Ikram Kabbaj : Le Symposium international de sculpture sur marbre et pierre de Taroudant réunira cette année neuf artistes internationaux, venus d’Italie, de Grèce, de Bulgarie, d’Iran, de Turquie, du Japon, d’Egypte et de Belgique, parmi lesquels je peux citer Francesco Mazzotta, Antonys Myrodias, Petre Petrov et Taher Sheykholhokama. L’évènement a pour principal objectif de doter la ville d’un musée de sculptures contemporaines en plein air, afin d’intégrer l’art dans le paysage urbanistique. Ce projet a également pour but d’initier une culture de l’art public dans un esprit de partenariat, de sensibiliser et d’inciter les artistes et les services publics à la nécessité d’initier la population à la culture artistique.

Comment est née l’idée d’organiser ce genre de projet ?
Elle est née il y a très longtemps. J’ai été invitée dans plusieurs pays organisateurs de ce genre de symposiums et j’ai voulu initier ce projet au Maroc. J’ai réussi à organiser la première rencontre autour de la scuplture à El Jadida en 2000, puis à Tanger en 2001, à Fès en 2002 et Essaouira en 2003.

Pourquoi avez-vous choisi Taroudant ?
Le choix de cette ville n’était pas programmé.
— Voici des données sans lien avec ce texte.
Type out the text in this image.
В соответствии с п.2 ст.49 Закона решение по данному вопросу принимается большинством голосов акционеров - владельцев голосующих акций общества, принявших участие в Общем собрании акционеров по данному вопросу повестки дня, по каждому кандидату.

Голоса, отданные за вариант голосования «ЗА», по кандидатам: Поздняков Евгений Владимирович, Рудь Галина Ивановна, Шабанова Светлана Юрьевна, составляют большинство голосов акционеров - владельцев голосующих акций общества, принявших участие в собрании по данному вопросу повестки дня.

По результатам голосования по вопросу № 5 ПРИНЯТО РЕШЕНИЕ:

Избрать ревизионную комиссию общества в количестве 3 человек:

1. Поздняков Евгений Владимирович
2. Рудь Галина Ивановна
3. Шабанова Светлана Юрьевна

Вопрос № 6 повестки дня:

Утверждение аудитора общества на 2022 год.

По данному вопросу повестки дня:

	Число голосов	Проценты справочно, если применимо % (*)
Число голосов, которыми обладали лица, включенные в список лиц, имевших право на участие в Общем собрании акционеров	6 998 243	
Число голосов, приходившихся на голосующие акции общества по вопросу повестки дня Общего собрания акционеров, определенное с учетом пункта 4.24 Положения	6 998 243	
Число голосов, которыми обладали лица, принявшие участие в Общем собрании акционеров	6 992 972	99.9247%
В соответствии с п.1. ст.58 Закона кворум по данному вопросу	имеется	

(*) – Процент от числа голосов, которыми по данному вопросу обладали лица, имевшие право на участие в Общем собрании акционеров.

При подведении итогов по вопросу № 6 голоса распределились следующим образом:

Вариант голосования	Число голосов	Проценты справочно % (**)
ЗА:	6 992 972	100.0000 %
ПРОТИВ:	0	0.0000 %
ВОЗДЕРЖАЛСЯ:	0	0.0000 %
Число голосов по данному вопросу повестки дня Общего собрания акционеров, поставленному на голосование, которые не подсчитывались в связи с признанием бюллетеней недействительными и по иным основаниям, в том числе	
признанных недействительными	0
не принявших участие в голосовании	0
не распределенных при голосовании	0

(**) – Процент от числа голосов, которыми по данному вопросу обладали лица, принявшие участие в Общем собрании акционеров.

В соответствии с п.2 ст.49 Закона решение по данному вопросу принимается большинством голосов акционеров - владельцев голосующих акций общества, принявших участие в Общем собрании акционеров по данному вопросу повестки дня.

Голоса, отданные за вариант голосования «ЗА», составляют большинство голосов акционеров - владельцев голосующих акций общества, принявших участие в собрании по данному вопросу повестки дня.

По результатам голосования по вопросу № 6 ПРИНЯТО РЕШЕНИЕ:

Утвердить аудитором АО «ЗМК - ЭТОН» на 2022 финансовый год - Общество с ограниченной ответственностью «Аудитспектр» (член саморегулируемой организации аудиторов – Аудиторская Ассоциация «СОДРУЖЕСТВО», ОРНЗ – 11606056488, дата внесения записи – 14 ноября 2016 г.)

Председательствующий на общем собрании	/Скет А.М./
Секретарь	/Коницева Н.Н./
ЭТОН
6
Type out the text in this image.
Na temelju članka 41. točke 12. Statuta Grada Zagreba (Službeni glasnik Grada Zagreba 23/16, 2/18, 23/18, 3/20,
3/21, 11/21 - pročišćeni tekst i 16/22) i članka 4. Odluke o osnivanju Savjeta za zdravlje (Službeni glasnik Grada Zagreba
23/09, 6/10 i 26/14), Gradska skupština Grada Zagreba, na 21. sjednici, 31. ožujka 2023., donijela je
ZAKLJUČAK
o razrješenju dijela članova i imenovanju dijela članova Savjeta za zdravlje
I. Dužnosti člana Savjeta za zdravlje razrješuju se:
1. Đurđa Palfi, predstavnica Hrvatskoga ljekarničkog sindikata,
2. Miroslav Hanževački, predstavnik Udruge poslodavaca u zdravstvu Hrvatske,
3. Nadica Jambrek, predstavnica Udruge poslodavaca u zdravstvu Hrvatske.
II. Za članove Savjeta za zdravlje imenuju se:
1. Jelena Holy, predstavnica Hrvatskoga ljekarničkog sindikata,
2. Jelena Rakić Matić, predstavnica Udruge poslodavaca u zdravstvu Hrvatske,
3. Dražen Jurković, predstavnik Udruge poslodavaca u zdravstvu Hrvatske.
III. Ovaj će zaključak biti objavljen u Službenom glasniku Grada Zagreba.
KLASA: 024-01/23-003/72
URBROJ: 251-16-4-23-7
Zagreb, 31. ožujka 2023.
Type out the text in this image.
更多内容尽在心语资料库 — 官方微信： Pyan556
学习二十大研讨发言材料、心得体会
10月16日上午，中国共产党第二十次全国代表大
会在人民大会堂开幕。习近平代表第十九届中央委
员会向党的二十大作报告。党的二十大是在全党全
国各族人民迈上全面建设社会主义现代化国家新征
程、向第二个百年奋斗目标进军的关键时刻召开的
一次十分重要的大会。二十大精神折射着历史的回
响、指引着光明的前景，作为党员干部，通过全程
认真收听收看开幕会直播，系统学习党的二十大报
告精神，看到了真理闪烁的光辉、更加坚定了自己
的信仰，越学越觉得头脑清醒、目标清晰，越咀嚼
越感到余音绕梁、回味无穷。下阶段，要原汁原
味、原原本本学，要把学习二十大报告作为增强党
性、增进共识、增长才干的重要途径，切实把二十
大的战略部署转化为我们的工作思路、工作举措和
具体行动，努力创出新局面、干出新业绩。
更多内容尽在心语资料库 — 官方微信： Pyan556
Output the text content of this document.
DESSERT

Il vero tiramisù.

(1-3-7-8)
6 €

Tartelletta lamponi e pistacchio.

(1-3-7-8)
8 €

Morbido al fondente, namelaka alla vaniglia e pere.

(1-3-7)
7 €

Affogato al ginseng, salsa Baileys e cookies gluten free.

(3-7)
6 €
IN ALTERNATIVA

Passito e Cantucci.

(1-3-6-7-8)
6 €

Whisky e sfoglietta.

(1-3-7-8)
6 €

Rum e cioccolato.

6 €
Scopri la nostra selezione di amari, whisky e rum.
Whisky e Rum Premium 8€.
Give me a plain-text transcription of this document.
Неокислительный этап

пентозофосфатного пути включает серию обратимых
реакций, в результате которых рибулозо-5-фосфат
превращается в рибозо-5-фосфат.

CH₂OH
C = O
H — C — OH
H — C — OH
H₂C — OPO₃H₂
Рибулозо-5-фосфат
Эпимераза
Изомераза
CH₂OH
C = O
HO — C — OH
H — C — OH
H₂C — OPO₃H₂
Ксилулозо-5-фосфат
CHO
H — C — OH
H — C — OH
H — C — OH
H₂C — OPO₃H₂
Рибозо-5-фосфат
Cette année, j’ai rencontré Giampietro Moretti, le président de l’association Art Point, qui a bien aimé le concept du symposium et m’a demandé de diriger le projet à Taroudant. L’idée d’offrir des sculptures à cette ville privée d’événements culturels d’envergure, était l’occasion de continuer le projet qu’elle a entamé en 2000.

Quelle place occupe la sculpture au Maroc ?
Aucune ! Je peux dire que la sculpture reste un art moins important par rapport à l’art plastique au Maroc, mais je pense qu’il faut juste lui laisser le temps de trouver sa place.


Biographie de Ikram Kabbaj

Née en 1960 à Casablanca, la scluptrice Ikram Kabbaj a d’abord reçu une longue formation académique (de 1978 à 1987) à l’Ecole des Beaux-Arts de Casablanca avant d’intégrer son homologue parisienne. Depuis 1989, cette artiste a fait de la sculpture sa raison d’être et explore les matières et les formes qu’elle donne à voir dans diverses expositions, au Maroc et à l’étranger. Parmi les expositions de cette militante de la sculpture dans les espaces publics, on peut citer celle de la Faulconer gallery aux Etats-Unis en 2007, de la galerie Venise Cadre à Casablanca en 2006 ou encore dans le jardin de la wilaya de la capitale économique en 2003.